The general master then questioned Branigan about Maria’s witnesses. None were listed save Maria herself and her husband.
Branigan next proceeded to define the issues as his client saw them. “Mr. Roffman has systematically alienated the affections of the child from his mother,” the attorney asserted, then added that, “He has secretly enrolled the boy in Hebrew school and used religion to drive a wedge between mother and son.”
Dixon wanted to know if any psychological evaluations had been done. Branigan was coy about the matter. He knew Schmidt had sent Maria to their own doctor, and he knew that the man’s findings would support me unless sufficient new motivation could be found to help change his mind, so for now he merely chose to keep the testing a secret.
I had strong feelings about the idea. “Your Honor," I said, “The last custody battle I fought with that lady involved expensive Court-ordered evaluations. They supported me, cost me a fortune, but Judge Hickey refused to abide by the recommendation given, namely that I be awarded custody. The psychologist recommended that my ex-wife should participate in psychotherapy if Bobby remained in her care, and Hickey didn’t order that either. Dr. Elenewski predicted that we’d be back, and here we are. If his opinion were heeded the first time, none of us would have to go through the current ordeal. I haven’t changed very much since the previous testing was done, nor has Mrs. Estavan. Bobby has matured a good bit, but as you apparently are aware, he still wants to live with me. I think more evaluations would only be a waste of money.”
Dixon asked Branigan how Maria felt about the issue. After a brief conference, the attorney announced, “My client agrees to have the child evaluated only if Mr. Roffman will pay for it.”
Bennett argued that the fee should be divided. He was concerned that the other side would have an easier time challenging results favoring me if it could claim I had bought the report. Branigan refused to budge on the issue, knowing that it would make his doctor’s report look better if he could argue that Maria was just as entitled to pay for findings as I was. When Bennett heard the name of the psychologist, a Dr. Goldberg, he decided that it might not be such a bad idea to have an expert witness to call.

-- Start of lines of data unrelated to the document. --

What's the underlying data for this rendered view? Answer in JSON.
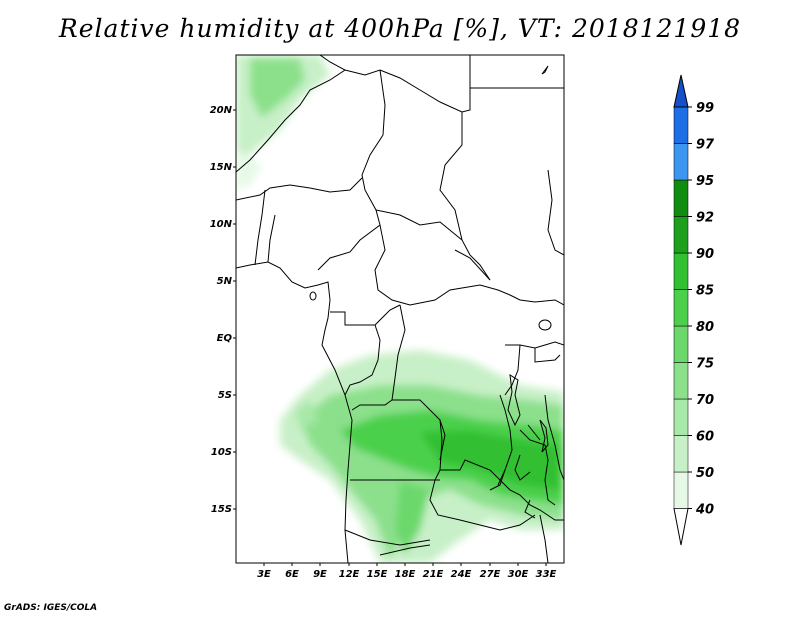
{
  "title": "Relative humidity at 400hPa [%], VT: 2018121918",
  "credit": "GrADS: IGES/COLA",
  "map": {
    "lon_labels": [
      "3E",
      "6E",
      "9E",
      "12E",
      "15E",
      "18E",
      "21E",
      "24E",
      "27E",
      "30E",
      "33E"
    ],
    "lat_labels": [
      "20N",
      "15N",
      "10N",
      "5N",
      "EQ",
      "5S",
      "10S",
      "15S"
    ],
    "region": "Central Africa"
  },
  "colorbar": {
    "levels": [
      "40",
      "50",
      "60",
      "70",
      "75",
      "80",
      "85",
      "90",
      "92",
      "95",
      "97",
      "99"
    ],
    "colors": [
      "#ffffff",
      "#e6f9e6",
      "#c8f0c8",
      "#a8e8a8",
      "#8ce08c",
      "#6cd86c",
      "#4cd04c",
      "#32c032",
      "#1ea01e",
      "#108c10",
      "#3c96f0",
      "#1e6ee6",
      "#1450c8"
    ]
  }
}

Branigan went on to complain about my plan to subpoena the Archbishop, claiming such harassment was the reason that Maria hadn’t been married in the Church. Maria’s attorney also wanted time for pretrial depositions of all my witnesses.
Dixon checked his calendar, and found that, due to his upcoming vacation, there were no full-day openings for another two months. The trial was set for June 29, 1984. In the interim, I managed to get better visitation.
It was a Wednesday afternoon, so I drove over to pick up my son when the hearing broke up. Bobby was full of hope of a quick resolution to his problem. I hated to let him down, so I took the boy to the planetarium to help get his mind off the new wait. He cuddled up to me in the car and reassured me that he was willing to hold out for the duration. “I know,” he said, “that one day when you come to pick me up, it will be for good.”
Bobby told me about Maria’s psychologist, Dr. Gray, in the car that day, but when I later called, the doctor refused to speak with me.